Haitong International Securities, the flagship offshore arm of the mainland's No 2 securities firm, recently set up a new department of fixed-income, currencies and commodities (FICC), which will use its own balance sheet to finance transactions to meet clients' demands.
Lin Yong, vice-chairman and chief executive of the firm, told the South China Morning Post in an exclusive interview it was the right time for mainland securities firms to move beyond conventional broking business as a commission war among local brokers eroded profit margins.
"It's definitely time for change. In fact, we [mainland securities companies] call this a change, but big foreign investment banks like Goldman Sachs and UBS have been doing these other businesses for a long time," said Lin, referring to the wide range of financial services to be offered by Haitong's new FICC unit.
"We believe we can be the one to play a leading role in this shift in business strategies. If you don't change now, you will be left behind sooner or later and you may not even survive in the end," said Lin, who holds a doctorate degree in economics and has more than 16 years of securities industry experience.
Lin compared the commission war among local brokers with the impact on retail businesses of rising rents in Hong Kong.
"Some years ago when I first came to Hong Kong, I remember there were still some local family-run small stores selling cigarettes, drinks, and fruit. But when you look around today there are so many 7-Eleven or ParknShop chain stores that it has become difficult to find these small local stores."
Last month, local brokerage King Fook Securities, owned by listed King Fook Holdings, announced it would close its business after sluggish transaction volumes and surging costs prompted the parent firm to shut down the unit. The 42-year-old local securities firm has been losing money since 2009.
Hong Kong had 507 operating brokerage firms at the end of June, down from 511 at the end of last year. The top 65 accounted for more than 90 per cent of market turnover at the end of April, stock exchange figures show.
Haitong is a relative newcomer to the stock market in Hong Kong. In 2009, it reached an agreement with owner New World Development to buy Taifook Securities, major local brokerage, for HK$1.8 billion. The deal marked the first takeover by a mainland brokerage firm in the city.

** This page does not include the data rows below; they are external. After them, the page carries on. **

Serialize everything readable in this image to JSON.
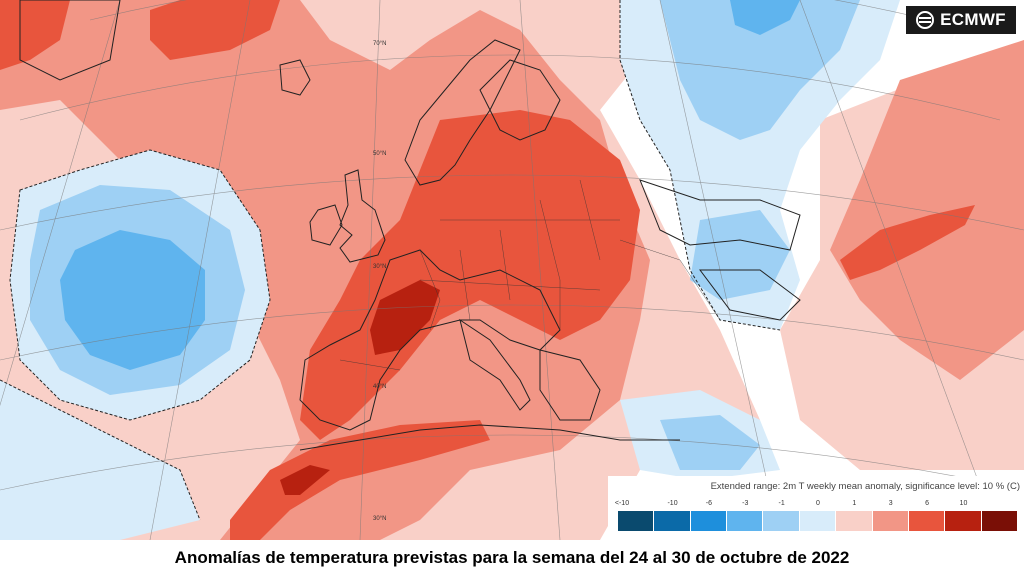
{
  "logo": {
    "text": "ECMWF",
    "icon": "ecmwf-logo-icon"
  },
  "legend": {
    "title": "Extended range: 2m T weekly mean anomaly, significance level: 10 % (C)",
    "ticks": [
      "<-10",
      "-10",
      "-6",
      "-3",
      "-1",
      "0",
      "1",
      "3",
      "6",
      "10"
    ],
    "colors": [
      "#0a4a6e",
      "#0b6aa8",
      "#1e8fdc",
      "#5fb4ee",
      "#9ed0f4",
      "#d8ecfa",
      "#f9d0c8",
      "#f29686",
      "#e8553d",
      "#b72110",
      "#7a0f06"
    ]
  },
  "latitude_labels": [
    "70°N",
    "50°N",
    "30°N",
    "40°N",
    "30°N"
  ],
  "caption": "Anomalías de temperatura previstas para la semana del 24 al 30 de octubre de 2022"
}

Lin said in the aftermath of the acquisition Haitong quickly grabbed a bigger market share and new clients. But over time, with fast change taking place in global capital markets, the firm came under pressure to develop new business to meet the needs of its clients, including many cash-rich mainlanders keen to invest abroad.
In 2009, he said, one of his clients opened an account at Haitong and deposited about HK$100 million into the account. Initially the client only wanted to trade Hong Kong stocks but later became interested in US equities and global commodities, which Haitong did not have market access to at the time.
The client then moved much of his HK$100 million to several foreign banks to enable him to make more diversified investments. "This personal experience with the client taught me a very important lesson. We must grow with our clients who are getting more and more sophisticated in investments," Lin said.
Haitong International Securities now plans to run a HK$1 billion book under the FICC unit, which represents about 11 per cent of its overall revenue.
Last week, the Hong Kong-listed securities firm reported a 44 per cent rise in net profit for the first half, helped by pick-up in stock trading in Hong Kong.
In the equity capital market, Haitong's major competitors include Citic Securities. In debt business, it competes mainly with BOC International.